A cover is not normally required for hiring in most kinds of occupations, except to explain an unsolicited approach.
I have to admit I find the example given quite bad. It is worded with fluff, it has a tone of considerable informality, and for anyone reading it it is probably a complete waste of time compared to if they had just proceeded to read the CV.
So I would suggest that providing no cover letter would be a better option than providing anything like the example, unless it's the job to be informal and talk empty fluff (to your own would-be employer, I mean).
The notion of a cover letter is really a vestige of the hiring practices of large corporations decades ago.

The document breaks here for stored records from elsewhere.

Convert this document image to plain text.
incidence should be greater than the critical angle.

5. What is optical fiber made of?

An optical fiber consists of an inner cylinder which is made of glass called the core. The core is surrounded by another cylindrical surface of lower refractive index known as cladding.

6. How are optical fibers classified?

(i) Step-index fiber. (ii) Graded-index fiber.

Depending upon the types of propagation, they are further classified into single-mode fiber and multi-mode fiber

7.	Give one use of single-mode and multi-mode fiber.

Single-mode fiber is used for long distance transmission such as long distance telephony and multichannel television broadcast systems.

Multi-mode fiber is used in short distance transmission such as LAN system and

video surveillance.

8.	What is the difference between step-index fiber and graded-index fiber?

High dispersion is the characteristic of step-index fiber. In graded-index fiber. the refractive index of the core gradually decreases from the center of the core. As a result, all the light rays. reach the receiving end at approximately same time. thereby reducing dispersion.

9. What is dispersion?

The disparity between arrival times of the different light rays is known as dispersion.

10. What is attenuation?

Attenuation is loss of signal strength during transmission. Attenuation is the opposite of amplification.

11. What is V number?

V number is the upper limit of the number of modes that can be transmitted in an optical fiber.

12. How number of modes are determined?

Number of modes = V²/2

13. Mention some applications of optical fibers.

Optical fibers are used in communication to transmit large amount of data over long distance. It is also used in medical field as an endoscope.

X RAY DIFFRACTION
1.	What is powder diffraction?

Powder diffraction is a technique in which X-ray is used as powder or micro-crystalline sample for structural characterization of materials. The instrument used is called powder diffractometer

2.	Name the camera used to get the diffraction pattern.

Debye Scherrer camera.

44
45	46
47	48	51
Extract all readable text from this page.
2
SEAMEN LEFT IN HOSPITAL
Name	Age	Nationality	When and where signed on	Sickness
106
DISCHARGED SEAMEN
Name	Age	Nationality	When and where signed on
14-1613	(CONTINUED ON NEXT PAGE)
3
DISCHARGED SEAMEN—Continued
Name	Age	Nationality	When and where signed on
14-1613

You couldn't just send a CV to a central hiring manager or personnel department, and expect them to know what your CV related to. You had to explain what position you were applying for. The letter might not even be opened by the principal in the first place.
And it also wasn't easy to retailor CVs. People often had several copies typed up at once on a typewriter - changes required access to machinery, a replanning and resetting of layout, and time and concentration to re-enter a few pages of text accurately.
The cover letter allowed people to scribble the introductory information, provide a few relevant bullet points which may not have been in the CV itself, and articulate other niceties in an era when written communication was regarded as more formal.
It's also worth nothing that back then there were alternative practices in smaller businesses, or in occupations where this level of sophistication couldn't be expected. Usually, a chat with the candidate, and then a chat with his current/most recent boss.
A short written application letter - as the primary document, not covering a separate CV - might have been expected for some routine positions where clerical competence was expected. The quality of handwriting would probably have counted for as much as the content.
Nowadays, job boards organise the introductory information that would have been in a cover letter - there is no need to include a cover letter on top when applying by these means.
And computerised CVs are easily modified - employers generally expect the CV to be produced so as to be sufficiently relevant and appropriate, not for candidates to act as if their CVs are fixed documents, which they then supplement with yet another document.
When a cover is required
The only time a decent cover would be required, would be if you were making a completely unsolicited approach by email, where it can't be assumed there is a process in place to gather CVs for later review, or for the recipient to even understand why you've contacted them.
Here, an immediate explanation of your motive is required, and niceties required to urge the recipient to read or retain your CV, which they weren't expecting to have to handle.